Robert J. Wickenheiser (December 13, 1942 - November 23, 2015) served as president of Mount St. Mary's College in Maryland from 1977 to 1993 and of St. Bonaventure University in New York from 1994 to 2003. The Maryland State Senate recognized his "exemplary leadership" of Mount St. Mary's when he retired. The first layman to hold the position at St. Bonaventure, he oversaw the university as it implemented a new core curriculum and expanded its University of Ministries, among other achievements before resigning his position during a scandal over the acceptance of an ineligible basketball player. An avid collector of the works of 17th century poet John Milton for decades, Wickenheiser sold his collection to the University of South Carolina in 2006, helping it establish what was declared at that time to be among the largest collections of Milton in the world.

==Early life and education==
A North Dakota native, Wickenheiser was born in Bismarck on 13 December 1942 and grew up in Strasburg.
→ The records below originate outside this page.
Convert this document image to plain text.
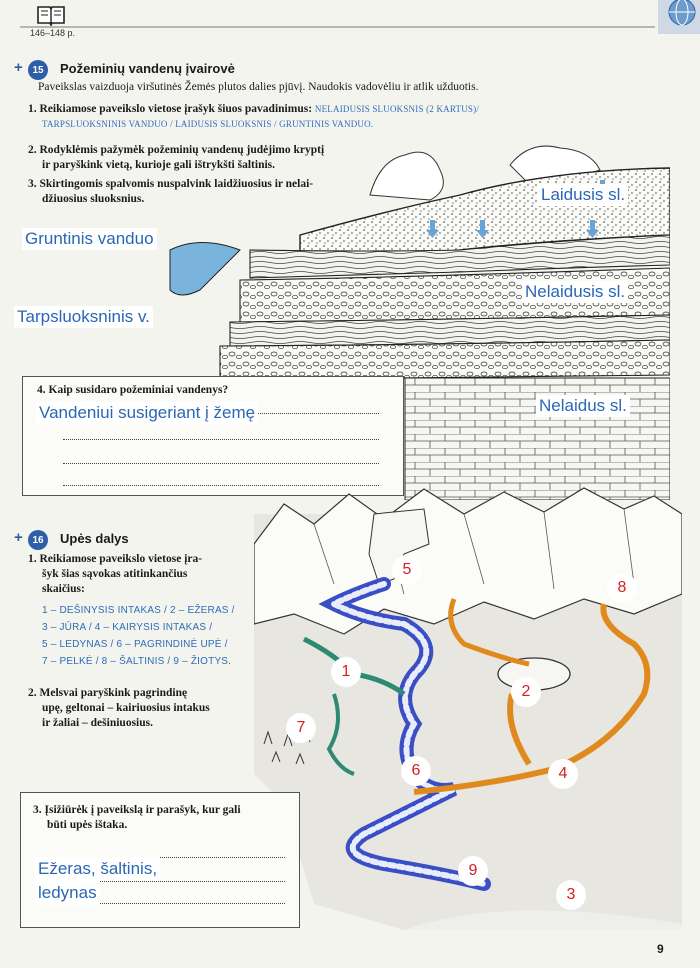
146–148 p.
+ 15	Požeminių vandenų įvairovė
Paveikslas vaizduoja viršutinės Žemės plutos dalies pjūvį. Naudokis vadovėliu ir atlik užduotis.
1. Reikiamose paveikslo vietose įrašyk šiuos pavadinimus: NELAIDUSIS SLUOKSNIS (2 KARTUS)/
TARPSLUOKSNINIS VANDUO / LAIDUSIS SLUOKSNIS / GRUNTINIS VANDUO.
2. Rodyklėmis pažymėk požeminių vandenų judėjimo kryptį
ir paryškink vietą, kurioje gali ištrykšti šaltinis.
3. Skirtingomis spalvomis nuspalvink laidžiuosius ir nelai-
džiuosius sluoksnius.	Laidusis sl.
Gruntinis vanduo
Nelaidusis sl.
Tarpsluoksninis v.
Nelaidus sl.
4. Kaip susidaro požeminiai vandenys?
Vandeniui susigeriant į žemę
+ 16	Upės dalys
1. Reikiamose paveikslo vietose įra-
šyk šias sąvokas atitinkančius
skaičius:
1 – DEŠINYSIS INTAKAS / 2 – EŽERAS /
3 – JŪRA / 4 – KAIRYSIS INTAKAS /
5 – LEDYNAS / 6 – PAGRINDINĖ UPĖ /
7 – PELKĖ / 8 – ŠALTINIS / 9 – ŽIOTYS.
2. Melsvai paryškink pagrindinę
upę, geltonai – kairiuosius intakus
ir žaliai – dešiniuosius.
1
2
3
4
5
6
7
8
9
3. Įsižiūrėk į paveikslą ir parašyk, kur gali
būti upės ištaka.
Ežeras, šaltinis,
ledynas
9
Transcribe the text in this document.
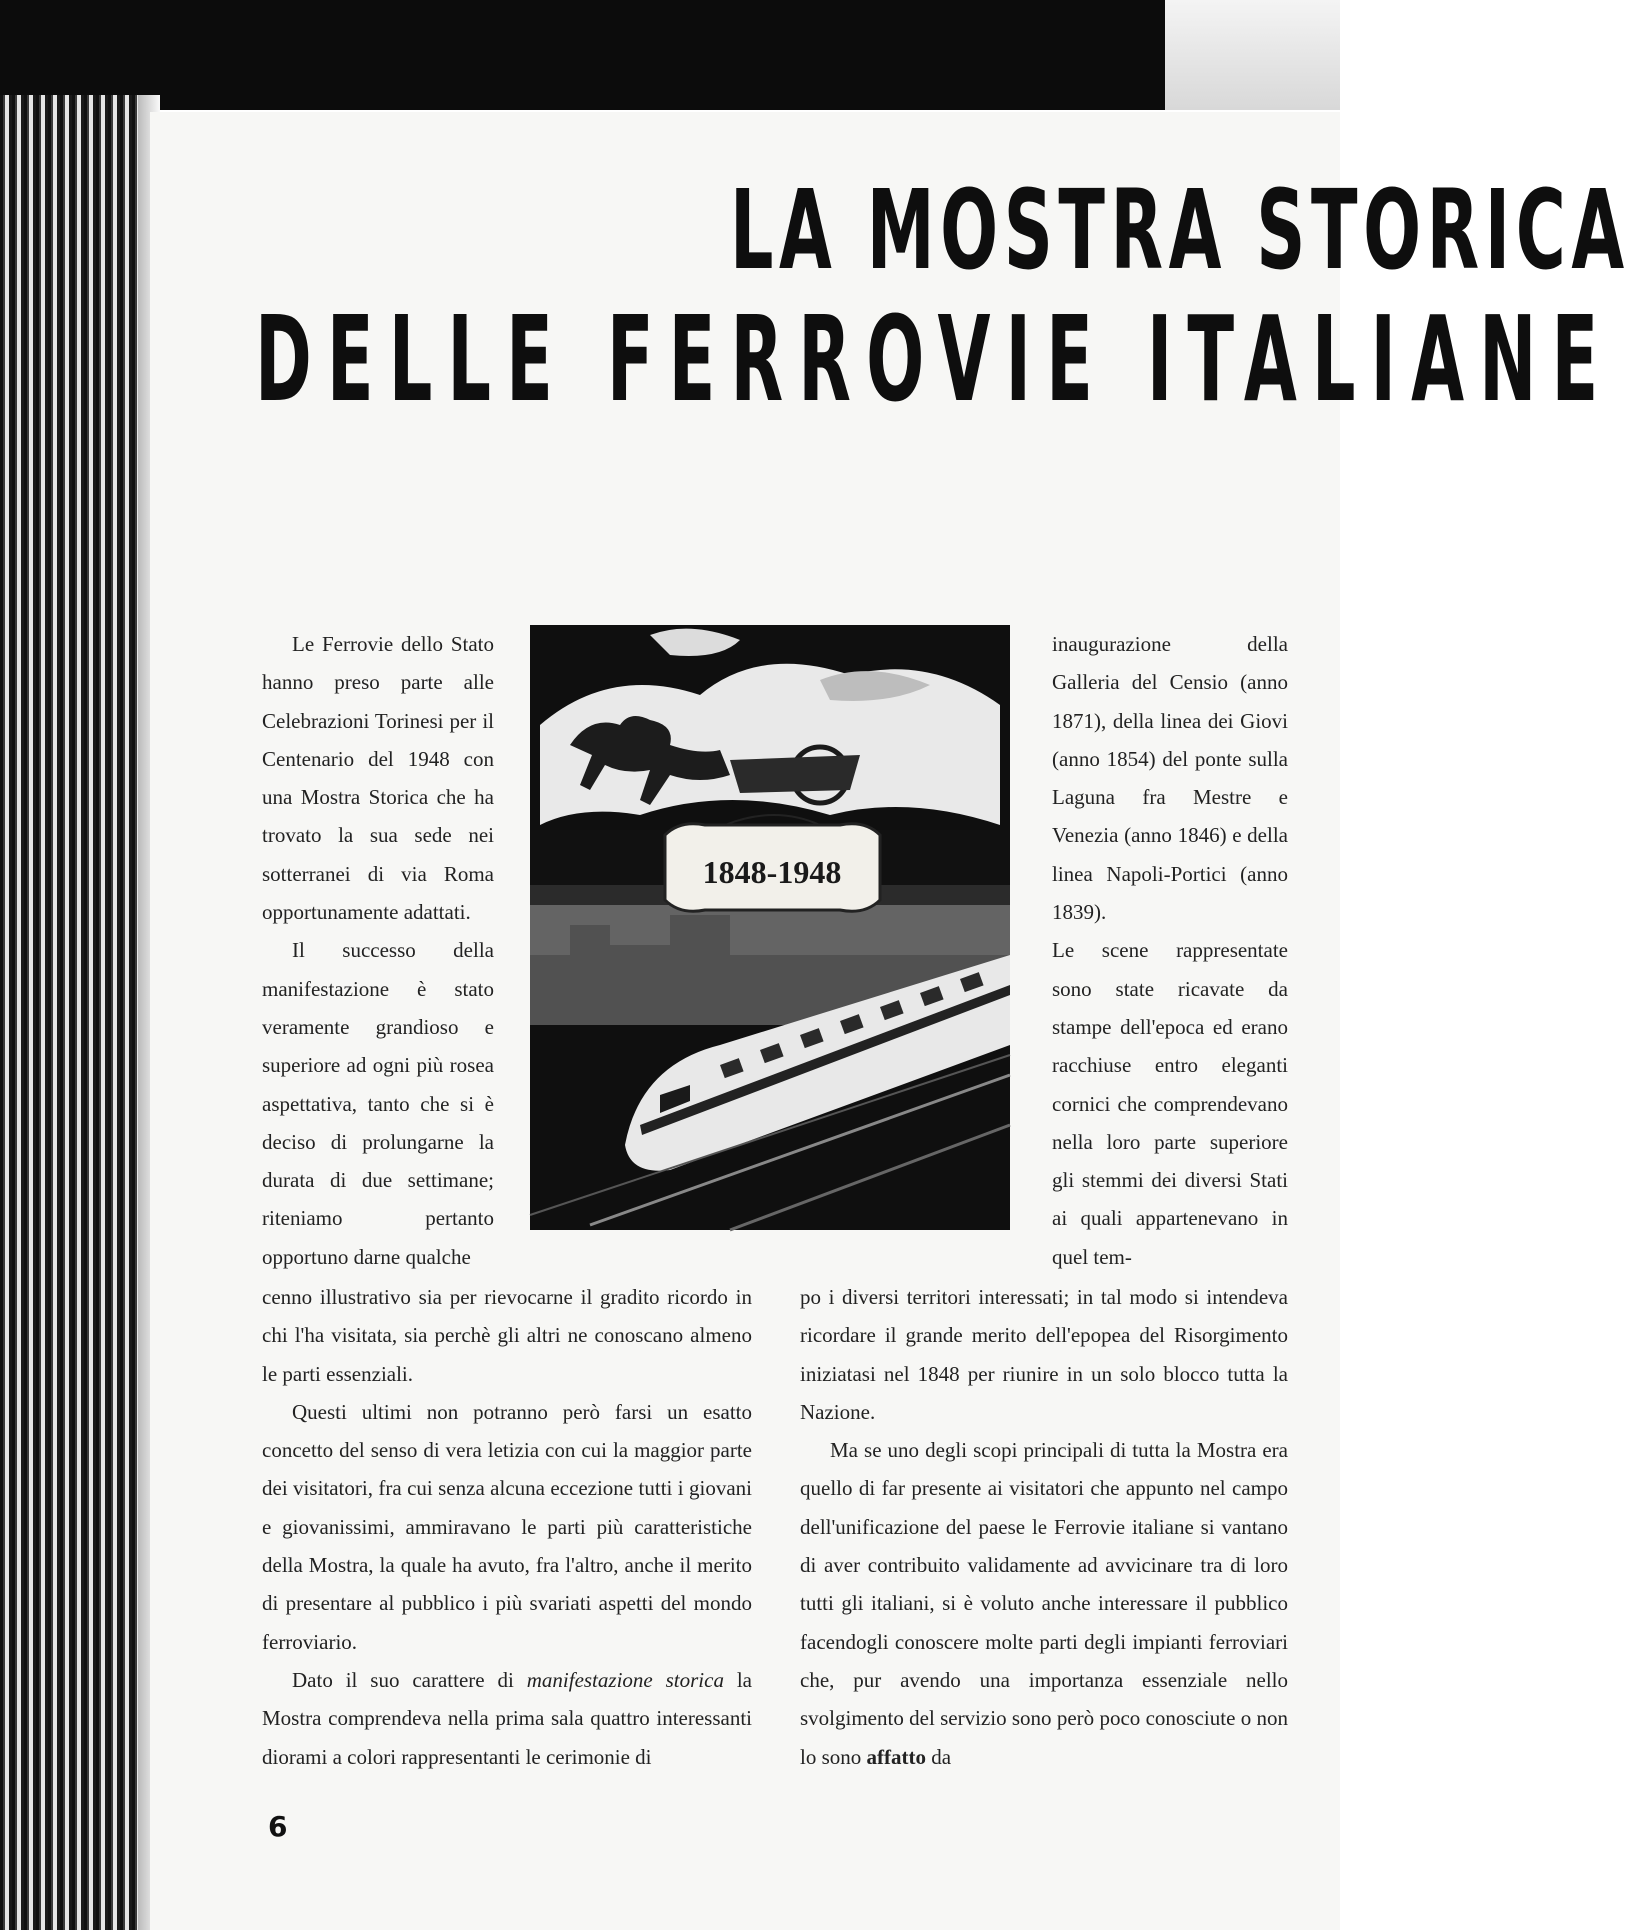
LA MOSTRA STORICA
DELLE FERROVIE ITALIANE

Le Ferrovie dello Stato hanno preso parte alle Celebrazioni Torinesi per il Centenario del 1948 con una Mostra Storica che ha trovato la sua sede nei sotterranei di via Roma opportunamente adattati.

Il successo della manifestazione è stato veramente grandioso e superiore ad ogni più rosea aspettativa, tanto che si è deciso di prolungarne la durata di due settimane; riteniamo pertanto opportuno darne qualche

1848-1948

inaugurazione della Galleria del Censio (anno 1871), della linea dei Giovi (anno 1854) del ponte sulla Laguna fra Mestre e Venezia (anno 1846) e della linea Napoli-Portici (anno 1839).

Le scene rappresentate sono state ricavate da stampe dell'epoca ed erano racchiuse entro eleganti cornici che comprendevano nella loro parte superiore gli stemmi dei diversi Stati ai quali appartenevano in quel tem-

cenno illustrativo sia per rievocarne il gradito ricordo in chi l'ha visitata, sia perchè gli altri ne conoscano almeno le parti essenziali.

Questi ultimi non potranno però farsi un esatto concetto del senso di vera letizia con cui la maggior parte dei visitatori, fra cui senza alcuna eccezione tutti i giovani e giovanissimi, ammiravano le parti più caratteristiche della Mostra, la quale ha avuto, fra l'altro, anche il merito di presentare al pubblico i più svariati aspetti del mondo ferroviario.

Dato il suo carattere di manifestazione storica la Mostra comprendeva nella prima sala quattro interessanti diorami a colori rappresentanti le cerimonie di

po i diversi territori interessati; in tal modo si intendeva ricordare il grande merito dell'epopea del Risorgimento iniziatasi nel 1848 per riunire in un solo blocco tutta la Nazione.

Ma se uno degli scopi principali di tutta la Mostra era quello di far presente ai visitatori che appunto nel campo dell'unificazione del paese le Ferrovie italiane si vantano di aver contribuito validamente ad avvicinare tra di loro tutti gli italiani, si è voluto anche interessare il pubblico facendogli conoscere molte parti degli impianti ferroviari che, pur avendo una importanza essenziale nello svolgimento del servizio sono però poco conosciute o non lo sono affatto da

6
Wickenheiser was a Benedictine monk for four years, having entered a monastery in 1962. He attended St. Benedict's College in Atchison, Kansas, where he graduated summa cum laude with a bachelor's degree in philosophy in 1965, and the University of Minnesota, where he earned a doctoral degree in English Literature. He attended the Assumption School of Theology and the Shakespeare Institute in England for a year.

==Career==
After serving as an English teacher at Princeton University, Wickenheiser was named 21st president of Mount St. Mary's College near Emmitsburg, Maryland in 1977. Following his announced intent to retire in 1993, he was celebrated by the Maryland State Senate, who passed a resolution to recognize "his exemplary leadership" of the college. The last year of his tenure had been marked by controversies which Wickenheiser indicated arose from "firm and difficult actions [that] had to be taken to place the Mount clearly on track with its mission".

Brought aboard as the 19th president of St. Bonaventure University in 1994, Wickenheiser was in tenure at the university in 1998 when it introduced its new core curriculum. He resigned from the university in 2003 after acknowledging that he had ordered subordinates to allow an ineligible student entry to the school so he could play basketball.

==Collecting==
Wickenheiser began collecting works related to John Milton in the late 1960s, amassing over 6,000 volumes of books about the poet which he sold to the University of South Carolina in Columbia in 2006 for one million dollars. According to the university, Wickenheiser and his wife desired to keep the collection together in one library and so accepted a conservative valuation for the sale. The Robert J. Wickenheiser Collection is housed in the William L. Richter Room, named for the philanthropist who provided the bulk of the funds. At the time of the sale, the Associated Press noted that the influx of manuscripts made the Milton collection at USC "among the largest in the world".